ANZ Research forecast inflation in the Philippines would average 5.8% YoY, decelerating to 4.4% and 3% in 2023 and 2024 respectively. Economist Dhiraj Nim and head of Asia research Khoon Goh said on 2 December:

Although inflation is expected to ease in Q1 2023, the balance of risks remains tilted to the upside unless existing food supply issues are resolved, and domestic demand cools further slightly to 3.1% YoY (from 3.0% YoY), the risks are viewed as broadly balanced.”

Philippine interest rate outlook for 2022 and 2023

As the Philippine inflation rate is set to remain high at least until the end of this year, which could take a toll on the country’s economic growth, what are the Philippines’ interest rate forecasts for 2022 and the Philippines’ interest rate forecast for 2023? 

ANZ Research expected BSP to hike its policy rate by 50 basis point (bp) to 5.5% on 15 December, its last rate meeting for 2022.

“We believe that the central bank will maintain a comfortable interest rate differential with the US to support the peso and limit the pass-through effect on domestic inflation, which is already running far above the tolerance limit,” Nim and Goh said.

ING predicted BSP to have a 25bp hike each in the first two quarters in 2023, lifting the rate to 6% by the second quarter of 2023 from 5.5% in the fourth quarter of 2022.

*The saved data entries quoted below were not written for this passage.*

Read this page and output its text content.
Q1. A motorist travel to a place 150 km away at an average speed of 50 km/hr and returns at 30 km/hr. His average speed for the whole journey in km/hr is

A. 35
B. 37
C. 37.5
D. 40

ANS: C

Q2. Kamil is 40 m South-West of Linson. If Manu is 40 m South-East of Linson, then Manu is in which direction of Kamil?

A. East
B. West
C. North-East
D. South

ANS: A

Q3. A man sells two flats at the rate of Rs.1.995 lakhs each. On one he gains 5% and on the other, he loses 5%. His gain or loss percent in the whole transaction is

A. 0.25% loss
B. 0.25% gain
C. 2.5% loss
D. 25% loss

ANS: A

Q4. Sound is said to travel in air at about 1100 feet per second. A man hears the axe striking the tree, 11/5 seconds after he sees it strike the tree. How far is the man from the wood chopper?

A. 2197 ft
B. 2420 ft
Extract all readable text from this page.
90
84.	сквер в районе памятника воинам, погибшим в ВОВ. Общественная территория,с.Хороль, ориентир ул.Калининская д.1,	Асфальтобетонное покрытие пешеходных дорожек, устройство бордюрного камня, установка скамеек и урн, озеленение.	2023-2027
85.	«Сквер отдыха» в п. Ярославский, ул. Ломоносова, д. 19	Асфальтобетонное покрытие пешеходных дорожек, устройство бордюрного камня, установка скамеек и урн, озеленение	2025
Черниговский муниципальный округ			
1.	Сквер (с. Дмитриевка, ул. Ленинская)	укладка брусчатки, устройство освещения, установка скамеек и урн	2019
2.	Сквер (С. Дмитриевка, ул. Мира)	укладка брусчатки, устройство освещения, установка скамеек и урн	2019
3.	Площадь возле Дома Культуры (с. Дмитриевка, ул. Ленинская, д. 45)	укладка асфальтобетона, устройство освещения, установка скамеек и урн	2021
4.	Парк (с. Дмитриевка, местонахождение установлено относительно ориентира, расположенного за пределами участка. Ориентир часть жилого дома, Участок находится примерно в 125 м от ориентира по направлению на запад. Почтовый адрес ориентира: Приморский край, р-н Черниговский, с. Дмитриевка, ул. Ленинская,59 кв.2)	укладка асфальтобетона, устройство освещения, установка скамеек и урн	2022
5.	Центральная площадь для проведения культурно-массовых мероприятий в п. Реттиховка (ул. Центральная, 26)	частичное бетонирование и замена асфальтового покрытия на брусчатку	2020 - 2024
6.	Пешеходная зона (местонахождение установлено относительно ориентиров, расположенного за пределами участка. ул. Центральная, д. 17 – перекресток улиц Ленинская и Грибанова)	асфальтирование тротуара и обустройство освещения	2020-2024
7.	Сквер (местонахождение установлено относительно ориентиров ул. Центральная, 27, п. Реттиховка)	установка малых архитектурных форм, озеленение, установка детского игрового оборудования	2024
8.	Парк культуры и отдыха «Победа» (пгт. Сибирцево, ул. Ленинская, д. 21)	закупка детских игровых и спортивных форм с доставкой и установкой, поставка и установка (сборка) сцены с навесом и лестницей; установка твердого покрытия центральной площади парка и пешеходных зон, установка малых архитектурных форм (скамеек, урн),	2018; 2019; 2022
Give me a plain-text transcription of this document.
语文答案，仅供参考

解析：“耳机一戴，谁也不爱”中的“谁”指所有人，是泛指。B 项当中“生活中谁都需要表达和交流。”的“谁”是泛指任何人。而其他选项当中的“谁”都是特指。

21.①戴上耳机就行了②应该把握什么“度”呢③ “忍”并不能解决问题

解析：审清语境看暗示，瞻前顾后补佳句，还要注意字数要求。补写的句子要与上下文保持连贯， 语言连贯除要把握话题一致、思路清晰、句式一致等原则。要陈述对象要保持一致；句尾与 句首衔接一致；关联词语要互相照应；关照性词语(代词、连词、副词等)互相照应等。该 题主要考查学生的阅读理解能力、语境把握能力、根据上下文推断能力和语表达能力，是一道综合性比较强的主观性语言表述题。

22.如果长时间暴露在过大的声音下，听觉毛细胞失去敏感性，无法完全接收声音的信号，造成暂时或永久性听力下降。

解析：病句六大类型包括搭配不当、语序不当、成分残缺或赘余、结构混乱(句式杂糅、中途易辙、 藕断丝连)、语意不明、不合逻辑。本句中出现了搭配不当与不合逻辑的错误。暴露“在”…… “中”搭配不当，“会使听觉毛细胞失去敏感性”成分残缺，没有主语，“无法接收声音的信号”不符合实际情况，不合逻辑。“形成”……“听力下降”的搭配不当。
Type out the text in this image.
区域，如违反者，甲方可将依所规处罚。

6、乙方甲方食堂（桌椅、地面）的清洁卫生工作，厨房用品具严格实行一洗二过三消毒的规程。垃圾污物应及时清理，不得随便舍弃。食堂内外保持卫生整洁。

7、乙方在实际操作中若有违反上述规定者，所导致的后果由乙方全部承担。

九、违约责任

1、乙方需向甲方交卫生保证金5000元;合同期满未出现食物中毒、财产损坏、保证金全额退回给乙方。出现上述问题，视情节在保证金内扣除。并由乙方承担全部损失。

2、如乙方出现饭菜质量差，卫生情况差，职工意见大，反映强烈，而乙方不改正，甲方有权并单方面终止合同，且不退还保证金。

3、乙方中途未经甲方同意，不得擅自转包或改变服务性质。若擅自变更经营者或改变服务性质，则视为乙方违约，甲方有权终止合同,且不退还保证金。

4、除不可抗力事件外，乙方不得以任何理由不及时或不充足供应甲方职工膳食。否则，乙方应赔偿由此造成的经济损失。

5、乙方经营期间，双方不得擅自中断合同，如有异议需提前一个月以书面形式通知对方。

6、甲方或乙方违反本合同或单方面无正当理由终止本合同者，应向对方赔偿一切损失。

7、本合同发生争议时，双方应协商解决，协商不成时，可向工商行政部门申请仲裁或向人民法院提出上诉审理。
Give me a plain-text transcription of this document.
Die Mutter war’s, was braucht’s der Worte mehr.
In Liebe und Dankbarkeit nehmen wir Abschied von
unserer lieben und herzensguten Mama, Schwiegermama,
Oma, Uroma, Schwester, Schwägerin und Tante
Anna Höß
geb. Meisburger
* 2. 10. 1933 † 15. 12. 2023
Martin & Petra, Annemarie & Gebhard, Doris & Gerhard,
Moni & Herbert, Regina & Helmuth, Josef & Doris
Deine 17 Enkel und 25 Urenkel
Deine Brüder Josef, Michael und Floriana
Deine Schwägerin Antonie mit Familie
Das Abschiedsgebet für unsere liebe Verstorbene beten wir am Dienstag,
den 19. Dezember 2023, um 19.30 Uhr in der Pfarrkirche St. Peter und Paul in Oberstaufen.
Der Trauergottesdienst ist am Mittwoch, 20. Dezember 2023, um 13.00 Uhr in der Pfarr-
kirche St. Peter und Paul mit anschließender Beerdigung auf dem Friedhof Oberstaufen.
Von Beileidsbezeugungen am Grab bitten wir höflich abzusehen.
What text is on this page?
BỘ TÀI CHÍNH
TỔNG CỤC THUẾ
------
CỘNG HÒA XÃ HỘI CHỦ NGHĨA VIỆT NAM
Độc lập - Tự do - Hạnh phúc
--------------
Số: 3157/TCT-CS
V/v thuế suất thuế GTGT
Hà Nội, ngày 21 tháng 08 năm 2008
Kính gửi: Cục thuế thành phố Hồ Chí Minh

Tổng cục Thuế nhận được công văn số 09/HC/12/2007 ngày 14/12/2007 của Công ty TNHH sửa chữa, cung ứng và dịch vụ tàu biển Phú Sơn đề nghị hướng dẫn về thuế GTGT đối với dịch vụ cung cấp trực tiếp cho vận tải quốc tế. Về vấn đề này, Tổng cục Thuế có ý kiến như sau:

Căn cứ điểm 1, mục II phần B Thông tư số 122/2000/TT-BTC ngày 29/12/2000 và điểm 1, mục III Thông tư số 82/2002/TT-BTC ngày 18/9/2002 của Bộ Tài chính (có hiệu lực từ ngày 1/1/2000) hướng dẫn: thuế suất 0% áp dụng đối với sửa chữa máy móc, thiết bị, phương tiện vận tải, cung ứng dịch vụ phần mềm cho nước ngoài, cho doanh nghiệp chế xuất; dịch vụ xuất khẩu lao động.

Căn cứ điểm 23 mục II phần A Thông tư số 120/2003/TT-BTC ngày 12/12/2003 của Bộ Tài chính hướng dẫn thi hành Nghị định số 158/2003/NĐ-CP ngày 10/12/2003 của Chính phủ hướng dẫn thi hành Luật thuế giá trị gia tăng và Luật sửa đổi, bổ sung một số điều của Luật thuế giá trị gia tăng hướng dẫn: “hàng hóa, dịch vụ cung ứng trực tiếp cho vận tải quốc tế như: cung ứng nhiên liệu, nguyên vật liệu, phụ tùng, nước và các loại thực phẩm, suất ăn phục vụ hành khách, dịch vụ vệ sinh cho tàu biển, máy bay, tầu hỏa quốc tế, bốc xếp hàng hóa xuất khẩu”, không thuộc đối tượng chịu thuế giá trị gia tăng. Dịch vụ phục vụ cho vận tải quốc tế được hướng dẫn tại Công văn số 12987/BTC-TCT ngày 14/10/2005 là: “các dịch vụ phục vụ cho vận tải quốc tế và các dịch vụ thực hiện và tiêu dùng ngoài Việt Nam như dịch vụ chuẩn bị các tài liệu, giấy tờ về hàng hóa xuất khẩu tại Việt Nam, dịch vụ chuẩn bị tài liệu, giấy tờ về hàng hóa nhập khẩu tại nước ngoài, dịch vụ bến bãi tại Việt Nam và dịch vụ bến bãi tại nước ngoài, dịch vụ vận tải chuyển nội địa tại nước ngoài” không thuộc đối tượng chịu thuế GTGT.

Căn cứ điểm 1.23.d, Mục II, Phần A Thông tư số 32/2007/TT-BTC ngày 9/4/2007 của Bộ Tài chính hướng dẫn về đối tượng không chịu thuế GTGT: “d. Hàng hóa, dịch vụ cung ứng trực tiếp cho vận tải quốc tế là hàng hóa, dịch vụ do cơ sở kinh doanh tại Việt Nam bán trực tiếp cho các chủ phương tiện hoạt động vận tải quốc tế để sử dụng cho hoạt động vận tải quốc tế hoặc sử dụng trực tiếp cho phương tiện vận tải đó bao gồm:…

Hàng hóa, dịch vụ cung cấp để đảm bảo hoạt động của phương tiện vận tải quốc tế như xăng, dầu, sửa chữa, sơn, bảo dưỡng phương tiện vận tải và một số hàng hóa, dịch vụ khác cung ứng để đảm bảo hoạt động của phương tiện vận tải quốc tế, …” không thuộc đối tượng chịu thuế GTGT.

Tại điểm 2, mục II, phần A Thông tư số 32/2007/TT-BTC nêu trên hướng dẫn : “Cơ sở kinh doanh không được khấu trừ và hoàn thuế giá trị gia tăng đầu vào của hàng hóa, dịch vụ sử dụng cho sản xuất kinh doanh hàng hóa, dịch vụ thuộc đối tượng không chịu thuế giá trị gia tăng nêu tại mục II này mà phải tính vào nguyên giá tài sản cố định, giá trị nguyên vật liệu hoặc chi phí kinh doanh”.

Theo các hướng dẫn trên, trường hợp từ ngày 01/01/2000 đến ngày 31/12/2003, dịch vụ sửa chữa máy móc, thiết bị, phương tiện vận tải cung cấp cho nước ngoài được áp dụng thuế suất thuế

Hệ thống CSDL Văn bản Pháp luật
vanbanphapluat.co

The central bank was expected to start reducing the policy rate from the third quarter of 2023 to bring the rate down to 5.25% in the first quarter of 2024. It was projected to cut the policy rate to 4.5% by the fourth quarter of 2024 and 4% by the fourth quarter of 2025.

Trading Economics expects the interest rate in the Philippines to be 5.5% by the end of the fourth quarter of 2022. In the long-term, the Philippines’ interest rate is projected to trend at around 6% in 2023 and 5.5% in 2024.

The bottom line

Analysts were of the view that the country’s central bank would continue its hawkish rate hikes at least until the first quarter of 2023 to counter soaring inflation.

Remember that analysts’ predictions can be wrong. You should always conduct your own research before trading, looking at the latest news, technical and fundamental analysis and a wide range of analysts’ commentary. Past performance does not guarantee future returns. And never trade money that you cannot afford to lose.


What is driving the inflation rate in the Philippines?

Rising food inflation is the main driver of inflation rate in the Philippines this year due to the recent spike in sugar prices.

When was the highest inflation rate in the Philippines?

According to Trading Economics, the highest interest rate in the Philippines was 31% in January 1985.

How often does inflation occur?

Inflation can occur at any time. It can happen when prices for goods and services increase due to increased costs of production.